La forza del colpo le si ripercuoteva lungo le braccia, costringendola a stringere I denti per attaccare di nuovo.
-muori- ringhiò, colpendolo a un orbita.
-muori-
-muori. Muori. MUORI!- urlò, colpendo sempre con maggiore ferocia. Il corpo dell’uomo sussultò, minacciando di farla precipitare, ma lei continuò a colpire. Schizzi di sangue le bagnarono il volto, colando lungo I lineamenti deformati, poi fu sangue nero e infine la stessa materia cerebrale dell’uomo che gocciolava a terra. Il corpo tremò e sussultò per qualche secondo, poi cessò ogni funzione. Nonostante questo, Sev continuò a colpirlo per qualche minuto.
Della testa dell’uomo non rimaneva quasi niente. Sangue, carne e cervella erano fuse in un ammasso che cominciava dal collo e sporcava il cemento ruvido.
La ragazza trattenne un conato di vomito e si allontanò, rannicchiandosi contro il pilone alle sue spalle. Sentiva la testa leggera per la botta che aveva dato prima, la caviglia continuava a fare male e adesso anche le mani e le braccia, per aver stretto il martello con così tanta forza.

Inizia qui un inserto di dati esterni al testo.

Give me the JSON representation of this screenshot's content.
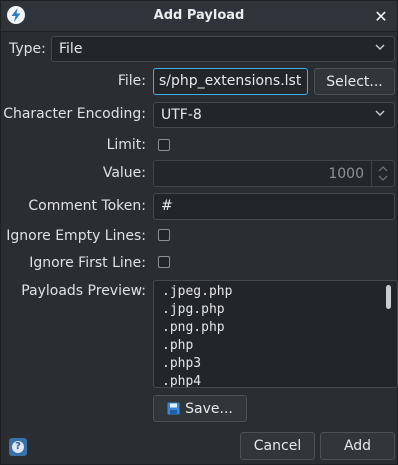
{
  "window": {
    "title": "Add Payload"
  },
  "form": {
    "type_label": "Type:",
    "type_value": "File",
    "file_label": "File:",
    "file_value": "s/php_extensions.lst",
    "select_button": "Select...",
    "encoding_label": "Character Encoding:",
    "encoding_value": "UTF-8",
    "limit_label": "Limit:",
    "limit_checked": false,
    "value_label": "Value:",
    "value_value": "1000",
    "comment_label": "Comment Token:",
    "comment_value": "#",
    "ignore_empty_label": "Ignore Empty Lines:",
    "ignore_empty_checked": false,
    "ignore_first_label": "Ignore First Line:",
    "ignore_first_checked": false,
    "preview_label": "Payloads Preview:",
    "preview_items": [
      ".jpeg.php",
      ".jpg.php",
      ".png.php",
      ".php",
      ".php3",
      ".php4"
    ],
    "save_button": "Save..."
  },
  "footer": {
    "cancel_button": "Cancel",
    "add_button": "Add"
  },
  "icons": {
    "app": "zap-icon",
    "close": "close-icon",
    "chevron": "chevron-down-icon",
    "save": "floppy-disk-icon",
    "help": "help-icon"
  },
  "colors": {
    "focus_border": "#3daee9",
    "background": "#2a2e32"
  }
}
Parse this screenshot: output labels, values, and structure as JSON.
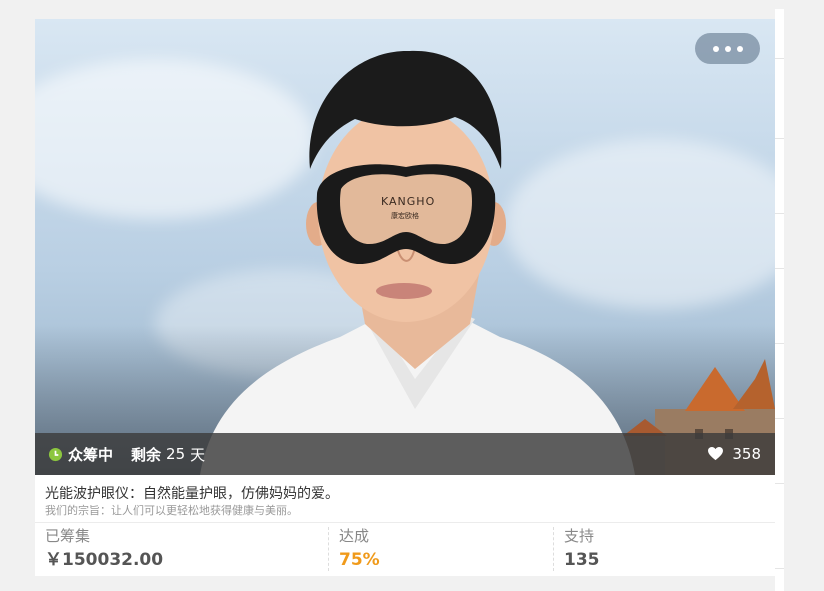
{
  "card": {
    "more_button_dots": "•••",
    "product_image": {
      "brand_text": "KANGHO",
      "brand_sub_text": "康宏欧格"
    },
    "status": {
      "state_label": "众筹中",
      "remaining_label": "剩余",
      "remaining_days": "25",
      "remaining_unit": "天",
      "like_count": "358"
    },
    "title": "光能波护眼仪：自然能量护眼，仿佛妈妈的爱。",
    "subtitle": "我们的宗旨：让人们可以更轻松地获得健康与美丽。",
    "stats": [
      {
        "label": "已筹集",
        "value": "￥150032.00"
      },
      {
        "label": "达成",
        "value": "75%"
      },
      {
        "label": "支持",
        "value": "135"
      }
    ]
  },
  "colors": {
    "accent_orange": "#f09a1a",
    "status_green": "#8cc63f"
  },
  "icons": {
    "status": "clock-icon",
    "like": "heart-icon",
    "more": "more-dots-icon"
  }
}
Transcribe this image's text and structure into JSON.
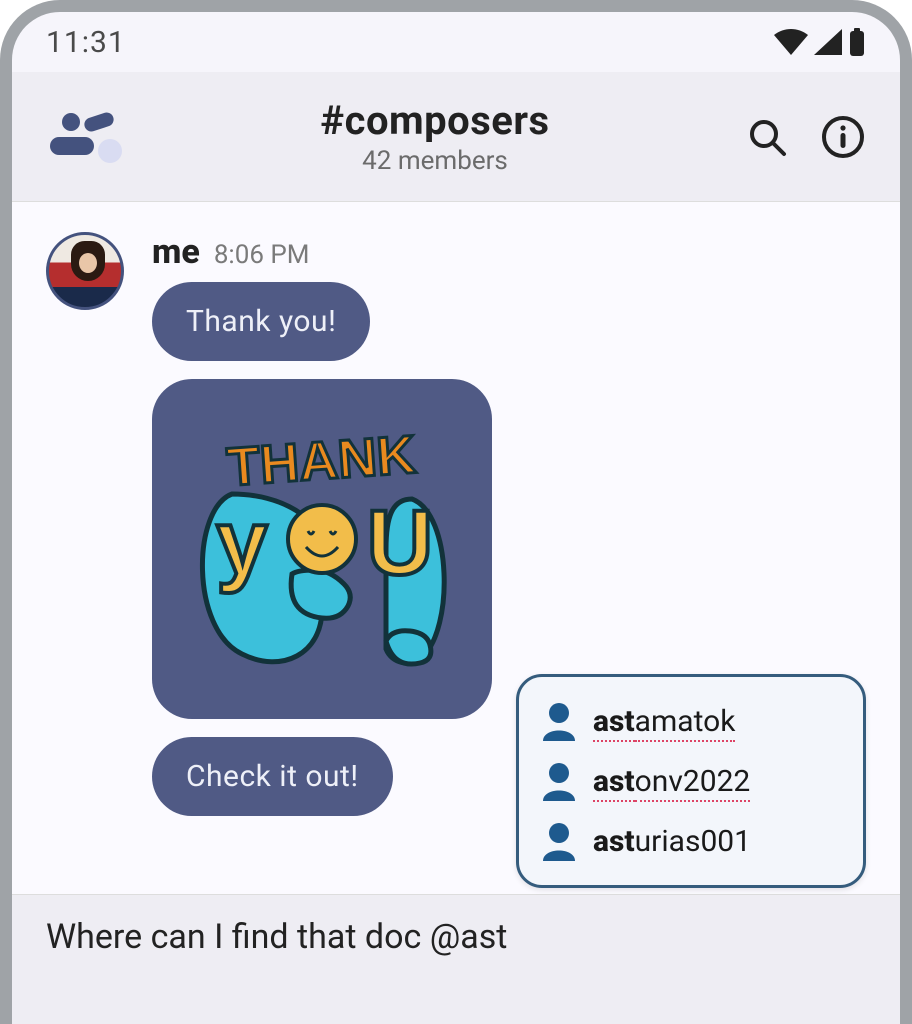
{
  "status": {
    "time": "11:31"
  },
  "header": {
    "channel_name": "#composers",
    "members_text": "42 members"
  },
  "message": {
    "author": "me",
    "timestamp": "8:06 PM",
    "bubble1": "Thank you!",
    "bubble2": "Check it out!",
    "sticker_text_top": "THANK",
    "sticker_text_bottom": "YOU"
  },
  "mentions": {
    "query": "ast",
    "suggestions": [
      {
        "match": "ast",
        "rest": "amatok",
        "spellcheck": true
      },
      {
        "match": "ast",
        "rest": "onv2022",
        "spellcheck": true
      },
      {
        "match": "ast",
        "rest": "urias001",
        "spellcheck": false
      }
    ]
  },
  "composer": {
    "draft": "Where can I find that doc @ast"
  }
}
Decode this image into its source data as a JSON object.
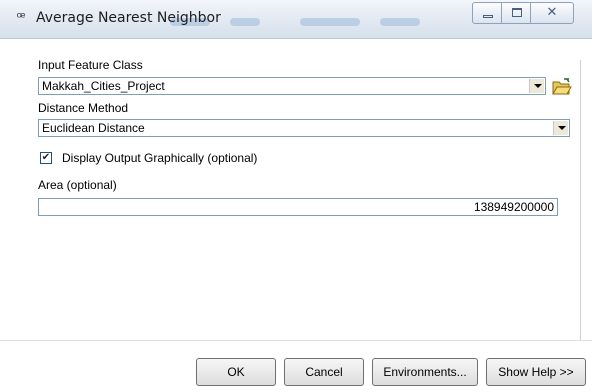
{
  "window": {
    "title": "Average Nearest Neighbor",
    "app_icon": "geoprocessing-tool-icon",
    "minimize_icon": "minimize-icon",
    "maximize_icon": "maximize-icon",
    "close_icon": "close-icon",
    "close_glyph": "✕"
  },
  "form": {
    "input_feature_class": {
      "label": "Input Feature Class",
      "value": "Makkah_Cities_Project",
      "browse_icon": "open-folder-icon"
    },
    "distance_method": {
      "label": "Distance Method",
      "value": "Euclidean Distance"
    },
    "display_output": {
      "label": "Display Output Graphically (optional)",
      "checked": true,
      "check_glyph": "✔"
    },
    "area": {
      "label": "Area (optional)",
      "value": "138949200000"
    }
  },
  "buttons": {
    "ok": "OK",
    "cancel": "Cancel",
    "environments": "Environments...",
    "show_help": "Show Help >>"
  },
  "colors": {
    "field_border": "#7f9db9",
    "titlebar": "#dfe7f1"
  }
}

Si portò una mano alla bocca, respirando in rapidi ansiti soffocati, poi chiuse gli occhi e cominciò a contare.
Un ora dopo, quando si sentì più calma, si alzò e andò a ispezionare il cadavere. Appesa alla cintura c’era una sacca degli attrezzi. La prese e se la agganciò alla vita, poi come per un ripensamento sfilò i guanti da lavoro che gli coprivano le mani e li indossò. Erano un po’ troppo grandi, ma tenevano caldo.
Per un attimo il senso di colpa fu come una fiamma dolorosa nel suo petto, la vergogna verso sè stessa per essersi trasformata, anche se solo per qualche secondo, in una creatura non migliore di quella che era diventata la sua vittima. Respirò a fondo, rifiutandosi di guardare il macello di sangue che era stata la sua testa. Uomo o no, ormai era stato infettato. Lo spinse nel vuoto con un calcio. Il corpo si curvò nell’aria e si schiantò metri piu’ in basso, con uno schiocco di ossa rotte.
Sev si voltò verso la gru, afferrò I primi appigli con le mani e cominciò a scendere di nuovo verso la strada.